Editorial du n° 12 de Papiers-Nickelés (1 trimestre 2007)
Il existe une pratique très répandue dans la presse, voire l’édition — pour ne pas parler de l’audiovisuel. On y utilise souvent des gravures anciennes pour illustrer tel ou tel propos, ce qui, en soi, est une bonne idée. L’ennui est que ses auteurs (auteur unique ou tandem dessinateur/graveur) ne sont jamais mentionnés.
On pourrait comprendre quand cette gravure n’est pas signée, mais elle l’est pratiquement toujours. Un ou deux noms figurent parfaitement, souvent très lisibles, sur le document utilisé, en général non pas la gravure elle-même mais une reproduction fournie par une officine de clichés.
Cela pose un premier problème : si ces signatures ne sont pas vues par les utilisateurs, c’est qu’elle ne sont pas lues. Parce que la gravure est alors utilisée comme décor non comme œuvre ; elle fait joli, c’est tout. Cela pose un second problème qui tient au mépris généralisé pour les créateurs d’images de la part des médias, grands et petits.
Mais cela pose aussi un troisième problème car, la plupart du temps, un crédit figure en bordure de la reproduction. Il y a le « Domaine Réservé », le fameux « D.R. », qui met de côté les droits en cas de réclamation d’un ayant-droit. Mais plus souvent il y a bien un copyright exprimé clairement : celui de l’officine fournisseuse du cliché. Contrairement à ce qu’on pourrait croire, elle ne signe pas l’œuvre reproduite, mais bel et bien le cliché, donc la reproduction initiale, de celle-ci. C’est un peu comme si dans une exposition de peinture ne figurait que le nom de l’encadreur, pas celui du peintre (il existe un magnifique dessin de Sempé sur le sujet). On peut donc se poser la question du rôle exact du graveur dans cette affaire : son œuvre rapporte au journal, au clicheur, mais rien à l’artiste, pas même la reconnaissance de son travail.
Illustrons ces propos d’un exemple probant, découpé dans le Nouvel Observateur du 3 mars 2005, dans un article consacré à l’esclavage des Noirs. La gravure en question est datée (1834), elle est créditée au nom du vendeur du cliché (la célèbre collection Jonas-Kharbine-Tapabor), elle est légendée… comme « gravure anonyme ». Cela ne manque pas de sel car la gravure n’a rien d’anonyme; elle parfaitement signée, par son dessinateur Y. Ollier (la mention « inv. » pour « inventor » indique l’auteur du dessin d’origine) et par son graveur V. Duplat (la mention « sc. » indiquant le « sculptor », celui qui grave effectivement le dessin d’origine dans la plaque de cuivre ou le bois).

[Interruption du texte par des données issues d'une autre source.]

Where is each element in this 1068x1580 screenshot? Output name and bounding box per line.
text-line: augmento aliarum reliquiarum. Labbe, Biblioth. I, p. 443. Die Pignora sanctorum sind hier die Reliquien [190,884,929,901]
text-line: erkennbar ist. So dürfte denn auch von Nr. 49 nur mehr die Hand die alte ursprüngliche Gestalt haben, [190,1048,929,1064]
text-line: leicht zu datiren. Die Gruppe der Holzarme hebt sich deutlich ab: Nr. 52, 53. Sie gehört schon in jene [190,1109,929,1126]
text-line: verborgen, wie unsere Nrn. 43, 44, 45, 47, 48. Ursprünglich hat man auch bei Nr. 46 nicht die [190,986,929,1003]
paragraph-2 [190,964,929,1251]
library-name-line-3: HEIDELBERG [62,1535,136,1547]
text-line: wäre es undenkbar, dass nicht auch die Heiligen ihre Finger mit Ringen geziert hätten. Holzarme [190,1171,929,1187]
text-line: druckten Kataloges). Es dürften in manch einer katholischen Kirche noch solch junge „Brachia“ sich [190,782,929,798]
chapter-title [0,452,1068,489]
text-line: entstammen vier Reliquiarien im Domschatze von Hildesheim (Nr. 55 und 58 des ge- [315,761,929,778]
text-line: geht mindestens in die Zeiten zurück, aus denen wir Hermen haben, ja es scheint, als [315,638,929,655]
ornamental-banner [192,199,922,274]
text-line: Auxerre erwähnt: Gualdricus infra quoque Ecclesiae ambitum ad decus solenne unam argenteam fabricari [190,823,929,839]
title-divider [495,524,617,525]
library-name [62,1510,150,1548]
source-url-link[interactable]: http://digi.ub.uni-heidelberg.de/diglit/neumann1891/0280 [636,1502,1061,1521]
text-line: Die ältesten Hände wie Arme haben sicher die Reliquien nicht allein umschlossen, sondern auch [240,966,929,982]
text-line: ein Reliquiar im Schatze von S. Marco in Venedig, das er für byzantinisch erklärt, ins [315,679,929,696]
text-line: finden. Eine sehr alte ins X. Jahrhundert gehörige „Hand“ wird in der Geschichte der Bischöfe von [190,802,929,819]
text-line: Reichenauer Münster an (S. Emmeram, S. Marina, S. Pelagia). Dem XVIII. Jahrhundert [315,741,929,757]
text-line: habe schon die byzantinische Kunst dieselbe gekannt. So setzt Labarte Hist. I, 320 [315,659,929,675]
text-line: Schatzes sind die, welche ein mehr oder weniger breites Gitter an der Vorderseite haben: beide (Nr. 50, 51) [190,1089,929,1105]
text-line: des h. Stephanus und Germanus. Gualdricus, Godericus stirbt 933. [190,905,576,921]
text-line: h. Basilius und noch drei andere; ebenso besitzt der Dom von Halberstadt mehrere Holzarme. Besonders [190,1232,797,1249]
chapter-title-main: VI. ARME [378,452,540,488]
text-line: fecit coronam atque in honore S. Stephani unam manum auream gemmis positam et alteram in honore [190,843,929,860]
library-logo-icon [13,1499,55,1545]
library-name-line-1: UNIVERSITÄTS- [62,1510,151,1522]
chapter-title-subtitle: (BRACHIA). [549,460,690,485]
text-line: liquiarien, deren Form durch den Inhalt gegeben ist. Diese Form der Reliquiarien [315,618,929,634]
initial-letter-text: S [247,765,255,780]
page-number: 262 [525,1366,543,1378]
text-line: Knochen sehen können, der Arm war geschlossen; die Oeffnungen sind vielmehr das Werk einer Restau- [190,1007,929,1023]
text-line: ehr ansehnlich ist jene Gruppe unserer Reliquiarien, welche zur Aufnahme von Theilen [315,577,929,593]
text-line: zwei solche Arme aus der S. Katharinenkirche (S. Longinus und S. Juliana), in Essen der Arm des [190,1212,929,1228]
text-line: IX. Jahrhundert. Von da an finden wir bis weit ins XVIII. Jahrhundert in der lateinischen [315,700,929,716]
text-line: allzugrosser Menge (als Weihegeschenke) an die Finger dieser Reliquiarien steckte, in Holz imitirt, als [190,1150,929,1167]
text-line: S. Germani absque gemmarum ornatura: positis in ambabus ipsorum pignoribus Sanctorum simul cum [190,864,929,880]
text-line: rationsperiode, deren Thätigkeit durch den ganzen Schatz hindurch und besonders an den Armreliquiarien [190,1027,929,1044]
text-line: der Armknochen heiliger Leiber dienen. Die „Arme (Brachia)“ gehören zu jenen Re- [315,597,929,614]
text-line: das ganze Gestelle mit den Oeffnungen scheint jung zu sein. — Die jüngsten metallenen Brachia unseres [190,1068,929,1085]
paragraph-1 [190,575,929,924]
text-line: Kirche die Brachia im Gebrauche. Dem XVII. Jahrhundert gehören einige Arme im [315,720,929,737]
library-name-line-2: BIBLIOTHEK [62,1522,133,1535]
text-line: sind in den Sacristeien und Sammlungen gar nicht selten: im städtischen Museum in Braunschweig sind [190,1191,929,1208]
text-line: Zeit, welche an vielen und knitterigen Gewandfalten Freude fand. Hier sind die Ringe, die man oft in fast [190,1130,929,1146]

Comment peut-on les ignorer ? Il n’y a au Nouvel Obs’ personne qui sache lire une image ? Ni le rédacteur de l’article, ni le maquettiste, ni le directeur artistique, ni le rédacteur en chef, ni le secrétaire de rédaction ? Ce n’est qu’un exemple parmi mille, dans tous les supports, et cette pratique que nul ne dénonce est devenue la règle.
Les sociétés chargées de la protection des droits matériels des artistes sont aussi garantes de leur droit moral qui ne s’éteint jamais, même comme ici pour des artistes tombés dans le domaine public. Jamais elles ne sont intervenues en ce domaine, alors qu’elles savent parfaitement s’abattre comme les plaies d’Egypte sur les malheureuses revues de critique ou de patrimoine, voire les fanzines, dès lors qu’une reproduction sans autorisation a été faite. Nous en avons parlé dans notre édito du n° 4, à propos du retour au système du « droit de citation graphique » que nous appelions de nos vœux. Nous ne désespérons pas de parvenir à un retour au système antérieur, où un tel droit était admis par la jurisprudence. Ce droit de citation qui était parfaitement défini, a été balayé sous la pression de ces sociétés, fort utiles par ailleurs, mais parfois inégalement efficaces à protéger réellement droits des créateurs. Comme dans le cas de ces gravures « anonymes » qui ont pourtant des auteurs.